The second scene shows a visibly upset Rousseff at a press conference after a long Senate session from August 9 to 10, 2016, when senators upheld the indictment against her in a 59–21 vote. Ramos captures that moment masterfully, and Rousseff comes to be the most articulate of all the men and few women who speak in The Process. Her integrity remains intact against the blatant cynicism of those who judged her. “The coup,” she says, “is against the people and against the nation. It is the imposition of intolerance, injustice, and violence.” Quoting Soviet poet Vladimir Mayakovsky, she adds, “We are not happy, that much is certain. But why should we also be sad? The sea of history is agitated, threats and wars we are bound to overcome, break them in half, cutting through tem as keel would.”

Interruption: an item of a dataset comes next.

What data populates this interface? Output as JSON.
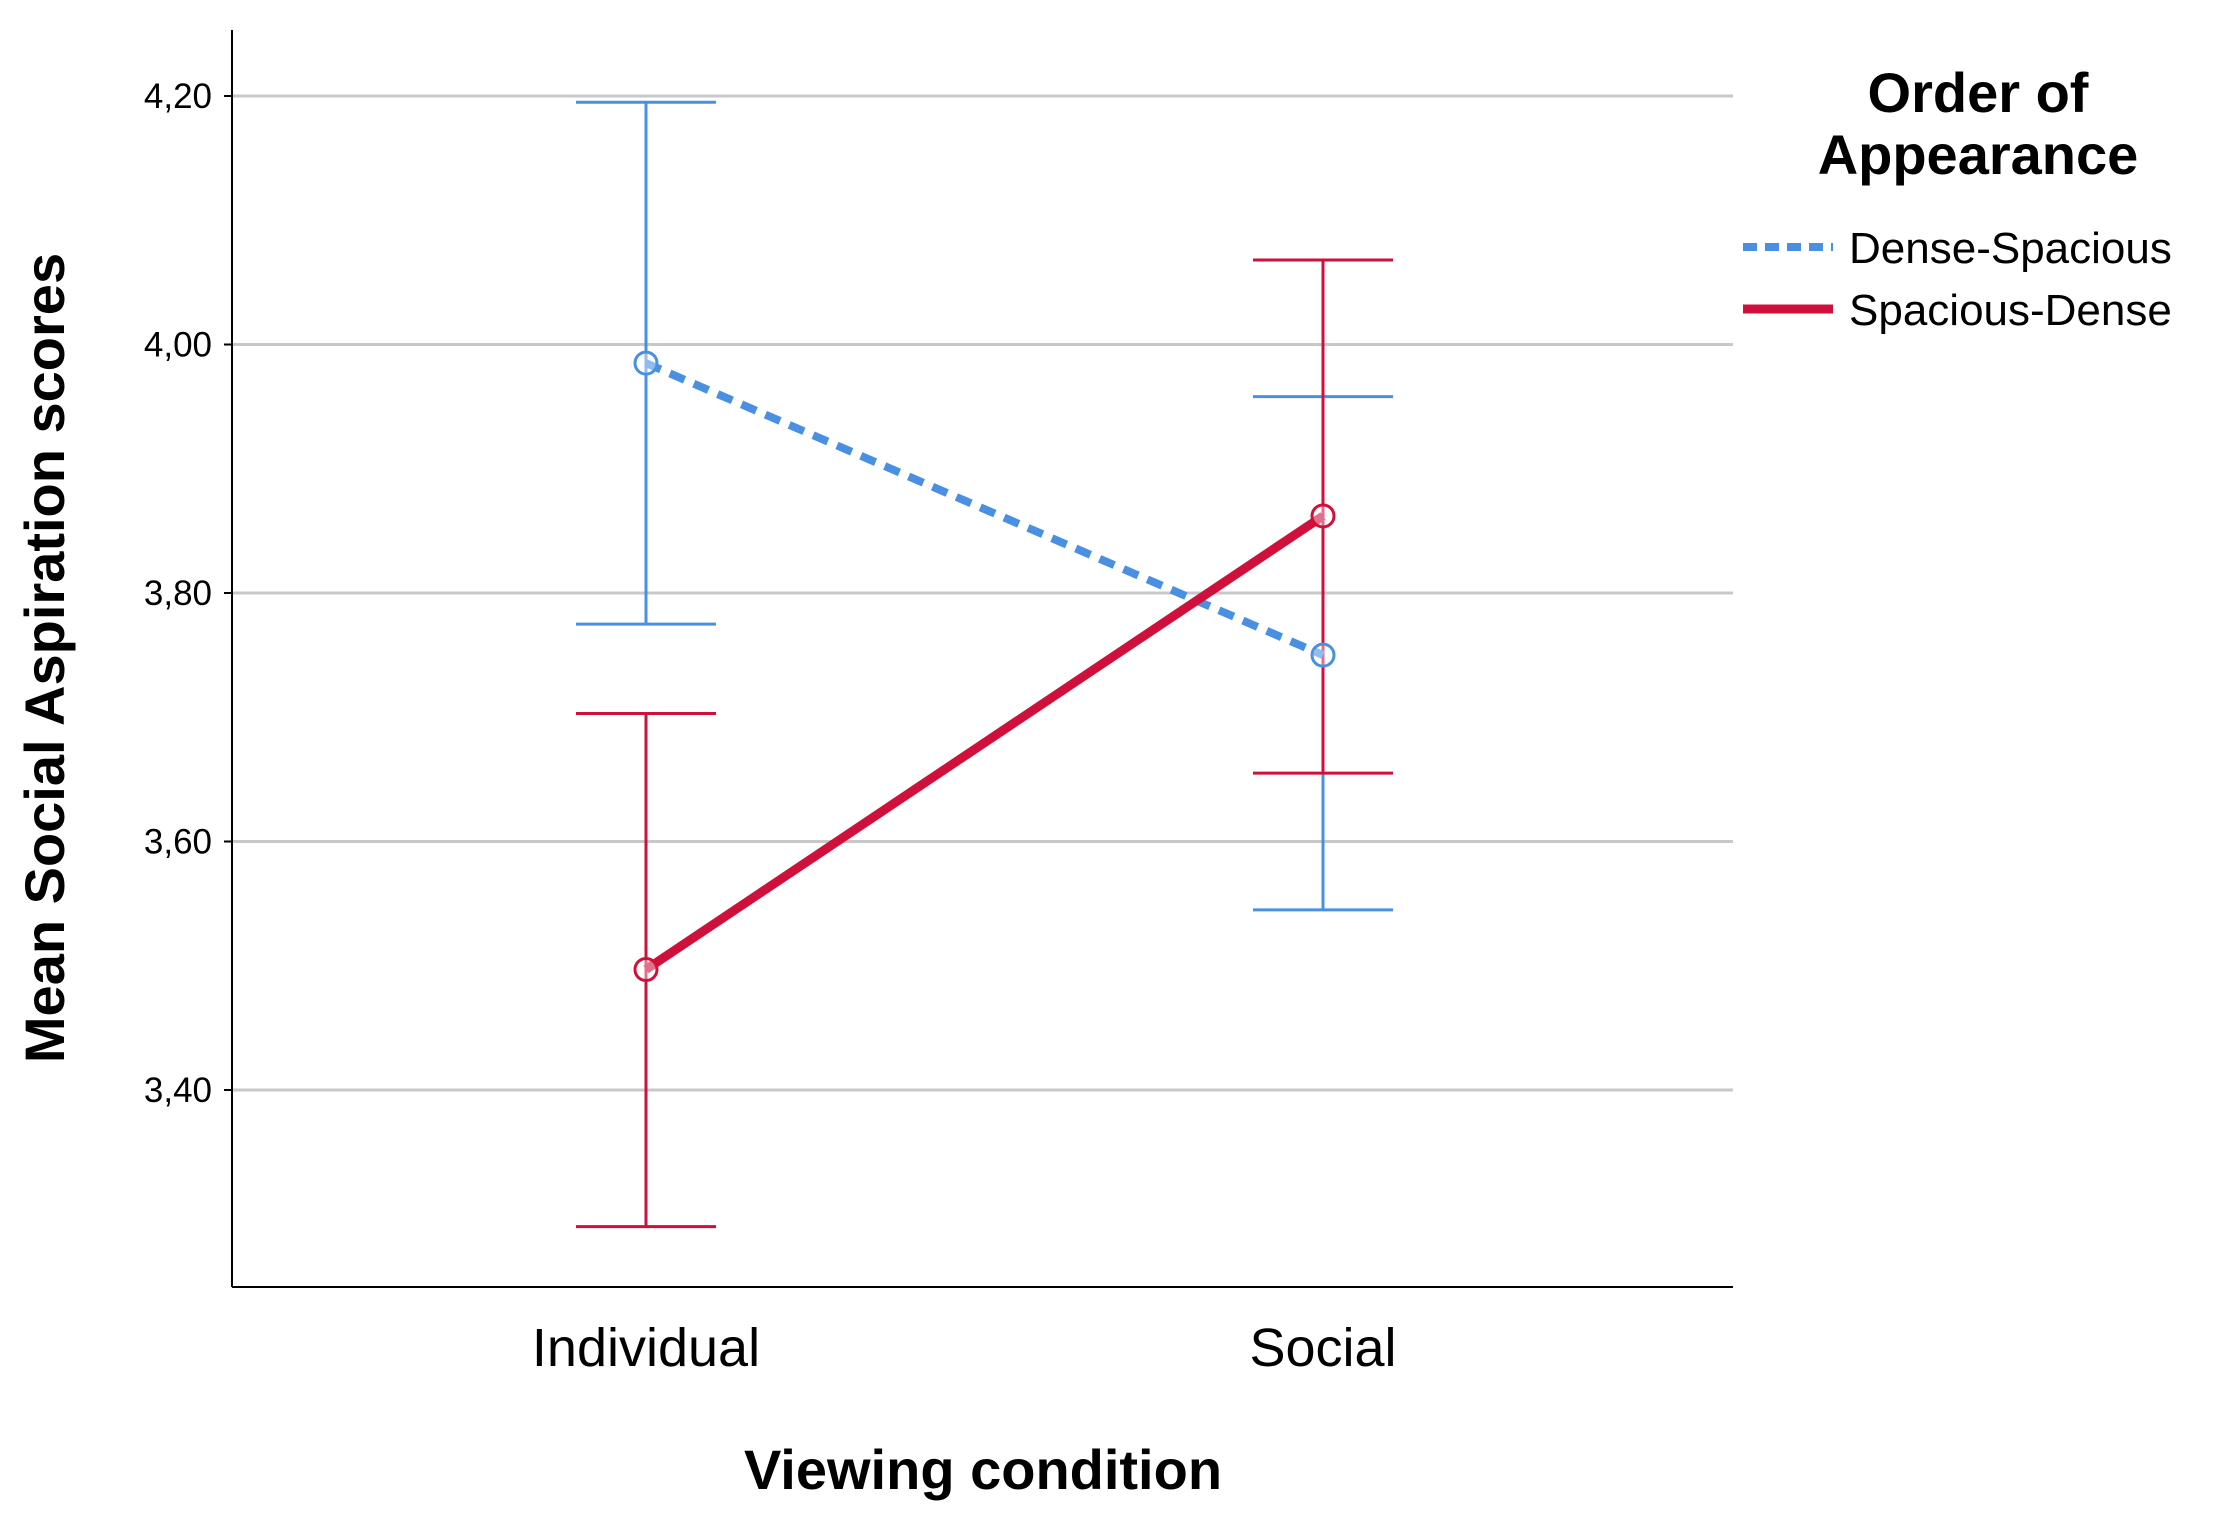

Paula Halperin is Associate Professor of History and Cinema Studies and Director of the School of Film and Media Studies at Purchase College, SUNY. Her scholarly work lies at the intersection of visual culture, nationalism, and the public sphere in Brazil and Argentina from 1960 to 1980. She was the recipient of a National Endowment for the Humanities Summer Stipend 2019 for the project, “Dancing Days: Nationalism, Soap Operas, and Dreams of Modernization in Authoritarian Brazil. 1978-1979.”